Весть о мученической кончине Петра Филипповича ни до Лемешей, ни до Чемер не дошла: Ермилыч не заглядывал туда с тех пор, как собирал там народный сход по случаю восшествия на престол внука Петра Великого, и сообщать о подробностях владычества под царским именем Меншиковых и Долгоруковых в том крае было некому; знали там люди одно только, что государство управляется не так, как следует, и что власть расхищается недостойными людьми благодаря малолетству царя.
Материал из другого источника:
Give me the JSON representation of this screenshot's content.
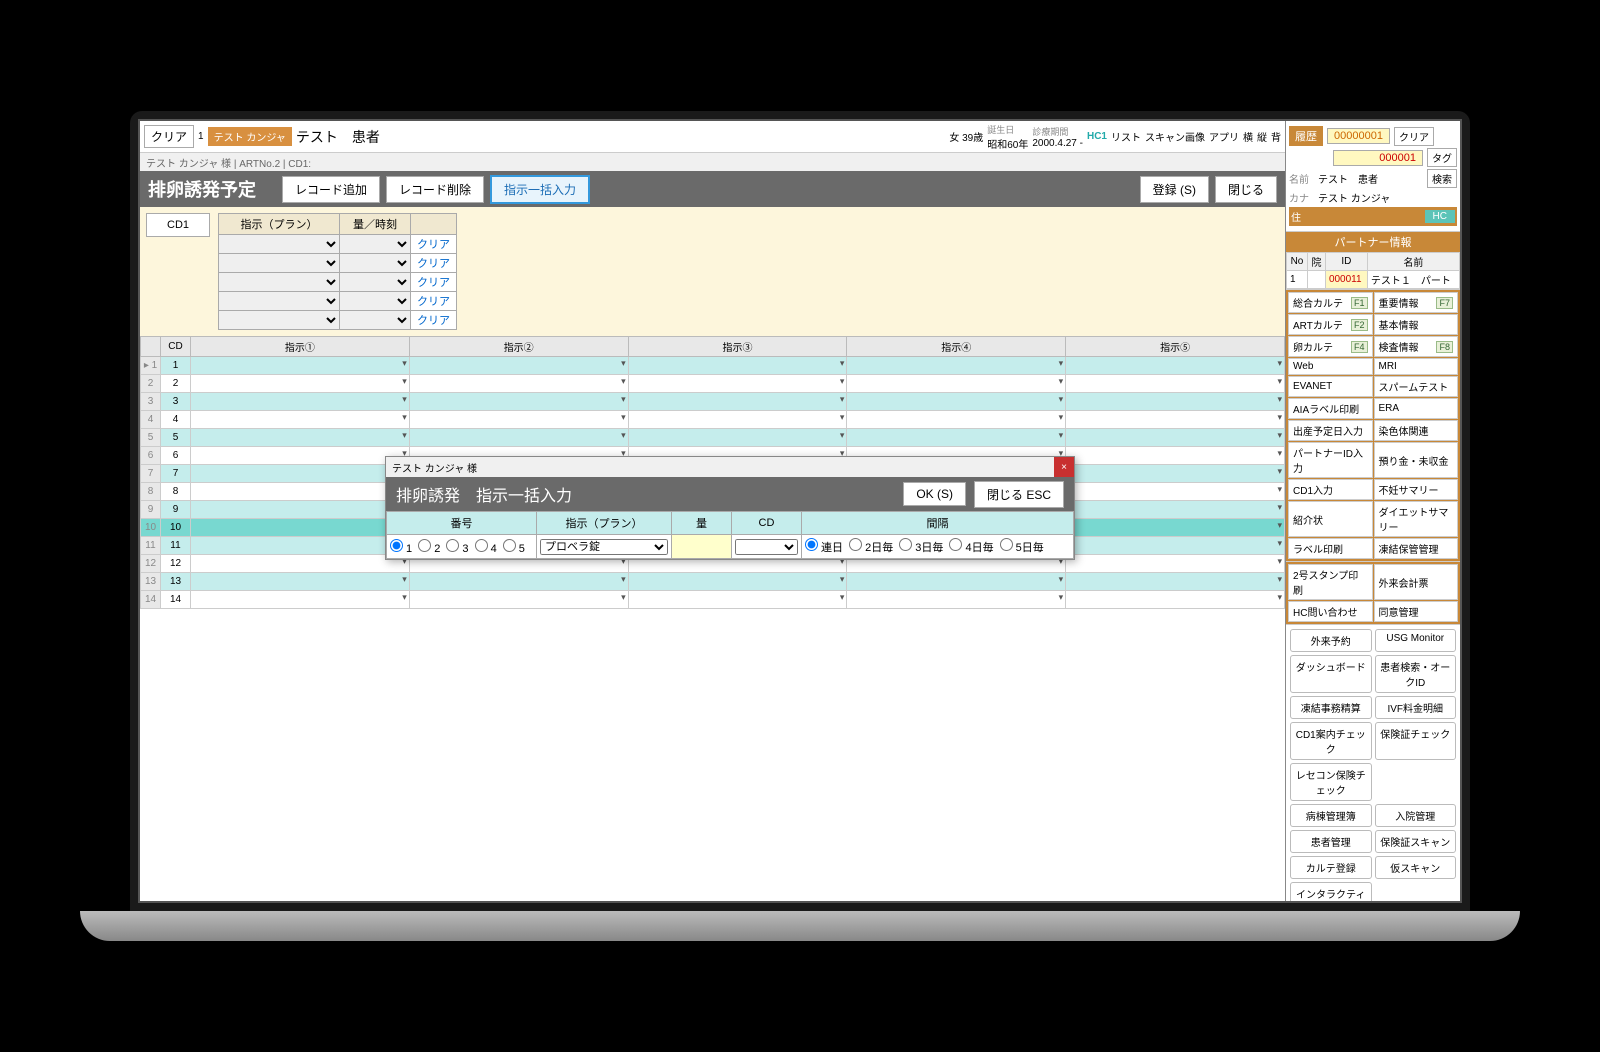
{
  "header": {
    "clear": "クリア",
    "id": "1",
    "name_kana": "テスト カンジャ",
    "name": "テスト　患者",
    "gender_age": "女 39歳",
    "birth_label": "誕生日",
    "birth": "昭和60年",
    "period_label": "診療期間",
    "period": "2000.4.27 -",
    "hc": "HC1",
    "list": "リスト",
    "scan": "スキャン画像",
    "app": "アプリ",
    "yoko": "横",
    "tate": "縦",
    "hai": "背"
  },
  "breadcrumb": "テスト カンジャ 様 | ARTNo.2 | CD1:",
  "titlebar": {
    "title": "排卵誘発予定",
    "add_record": "レコード追加",
    "del_record": "レコード削除",
    "batch_input": "指示一括入力",
    "register": "登録 (S)",
    "close": "閉じる"
  },
  "config": {
    "cd_label": "CD1",
    "col_plan": "指示（プラン）",
    "col_qty": "量／時刻",
    "clear": "クリア"
  },
  "grid": {
    "headers": [
      "",
      "CD",
      "指示①",
      "指示②",
      "指示③",
      "指示④",
      "指示⑤"
    ],
    "rows": [
      1,
      2,
      3,
      4,
      5,
      6,
      7,
      8,
      9,
      10,
      11,
      12,
      13,
      14
    ]
  },
  "modal": {
    "window_title": "テスト カンジャ 様",
    "title": "排卵誘発　指示一括入力",
    "ok": "OK (S)",
    "close": "閉じる ESC",
    "col_num": "番号",
    "col_plan": "指示（プラン）",
    "col_qty": "量",
    "col_cd": "CD",
    "col_interval": "間隔",
    "numbers": [
      "1",
      "2",
      "3",
      "4",
      "5"
    ],
    "plan_selected": "プロベラ錠",
    "intervals": [
      "連日",
      "2日毎",
      "3日毎",
      "4日毎",
      "5日毎"
    ]
  },
  "right": {
    "history": "履歴",
    "history_id": "00000001",
    "clear": "クリア",
    "tag": "タグ",
    "search": "検索",
    "id_field": "000001",
    "name_label": "名前",
    "name": "テスト　患者",
    "kana_label": "カナ",
    "kana": "テスト カンジャ",
    "addr_label": "住",
    "hc": "HC",
    "partner_title": "パートナー情報",
    "partner_headers": [
      "No",
      "院",
      "ID",
      "名前"
    ],
    "partner_row": [
      "1",
      "",
      "000011",
      "テスト１　パート"
    ],
    "menu": [
      {
        "l": "総合カルテ",
        "lk": "F1",
        "r": "重要情報",
        "rk": "F7"
      },
      {
        "l": "ARTカルテ",
        "lk": "F2",
        "r": "基本情報",
        "rk": ""
      },
      {
        "l": "卵カルテ",
        "lk": "F4",
        "r": "検査情報",
        "rk": "F8"
      },
      {
        "l": "Web",
        "lk": "",
        "r": "MRI",
        "rk": ""
      },
      {
        "l": "EVANET",
        "lk": "",
        "r": "スパームテスト",
        "rk": ""
      },
      {
        "l": "AIAラベル印刷",
        "lk": "",
        "r": "ERA",
        "rk": ""
      },
      {
        "l": "出産予定日入力",
        "lk": "",
        "r": "染色体関連",
        "rk": ""
      },
      {
        "l": "パートナーID入力",
        "lk": "",
        "r": "預り金・未収金",
        "rk": ""
      },
      {
        "l": "CD1入力",
        "lk": "",
        "r": "不妊サマリー",
        "rk": ""
      },
      {
        "l": "紹介状",
        "lk": "",
        "r": "ダイエットサマリー",
        "rk": ""
      },
      {
        "l": "ラベル印刷",
        "lk": "",
        "r": "凍結保管管理",
        "rk": ""
      }
    ],
    "menu2": [
      {
        "l": "2号スタンプ印刷",
        "r": "外来会計票"
      },
      {
        "l": "HC問い合わせ",
        "r": "同意管理"
      }
    ],
    "buttons": [
      [
        "外来予約",
        "USG Monitor"
      ],
      [
        "ダッシュボード",
        "患者検索・オークID"
      ],
      [
        "凍結事務精算",
        "IVF料金明細"
      ],
      [
        "CD1案内チェック",
        "保険証チェック"
      ],
      [
        "レセコン保険チェック",
        ""
      ],
      [
        "病棟管理簿",
        "入院管理"
      ],
      [
        "患者管理",
        "保険証スキャン"
      ],
      [
        "カルテ登録",
        "仮スキャン"
      ],
      [
        "インタラクティブメモ",
        ""
      ]
    ]
  }
}
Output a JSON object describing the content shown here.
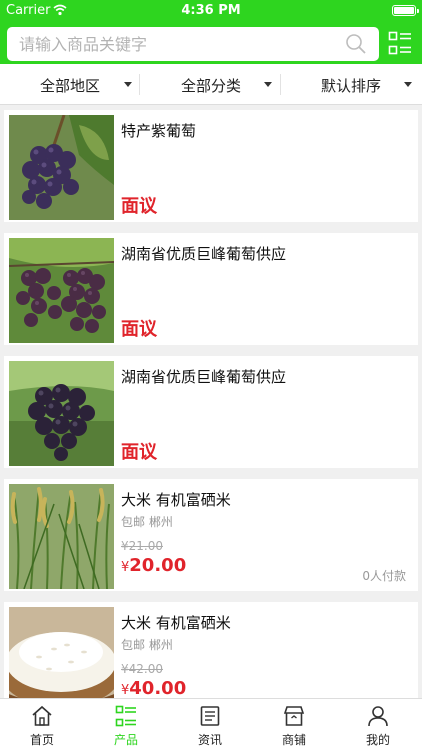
{
  "status": {
    "carrier": "Carrier",
    "time": "4:36 PM"
  },
  "search": {
    "placeholder": "请输入商品关键字"
  },
  "filters": [
    {
      "label": "全部地区"
    },
    {
      "label": "全部分类"
    },
    {
      "label": "默认排序"
    }
  ],
  "products": [
    {
      "title": "特产紫葡萄",
      "price": "面议"
    },
    {
      "title": "湖南省优质巨峰葡萄供应",
      "price": "面议"
    },
    {
      "title": "湖南省优质巨峰葡萄供应",
      "price": "面议"
    },
    {
      "title": "大米 有机富硒米",
      "tags": "包邮 郴州",
      "old_price": "¥21.00",
      "currency": "¥",
      "price": "20.00",
      "sold": "0人付款"
    },
    {
      "title": "大米 有机富硒米",
      "tags": "包邮 郴州",
      "old_price": "¥42.00",
      "currency": "¥",
      "price": "40.00"
    }
  ],
  "tabs": [
    {
      "label": "首页",
      "icon": "home-icon"
    },
    {
      "label": "产品",
      "icon": "product-list-icon",
      "active": true
    },
    {
      "label": "资讯",
      "icon": "news-icon"
    },
    {
      "label": "商铺",
      "icon": "shop-icon"
    },
    {
      "label": "我的",
      "icon": "person-icon"
    }
  ],
  "colors": {
    "brand": "#2ed51f",
    "price": "#e0242b"
  }
}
Первое время после воцарения сына царевича Алексея малороссы были обрадованы некоторыми льготами, что подало повод надеяться, что если один пункт из челобитной, доверенной ими Ермилычу, исполнен, то, может быть, обратят внимание и на другие, но надежды эти не оправдались, все их мольбы и представления оставались без ответа, и, наконец, до них дошел слух, что, пока царством правят Долгоруковы, не стоит ни о чем и просить — все равно ничего не прочтут и не захотят слушать.

— А уж как у нас загоревали, когда узнали, что цесаревна опять отсунута от престола! Уж так сокрушались, так сокрушались, что даже хотели прислать ей это сказать через выборных ходоков, да добрые люди отсоветовали, чтоб, Боже сохрани, ей без всякой для себя пользы не причинить лишней только скорби, — рассказывал Розум, ободренный милостивым вниманием, с которым его слушали.

— Да, теперь не пришло еще время русским людям нашей цесаревне преданность свою проявлять, — со вздохом заметила Лизавета Касимовна. — Надо ждать, чтоб час воли Божией наступил, ждать и молиться.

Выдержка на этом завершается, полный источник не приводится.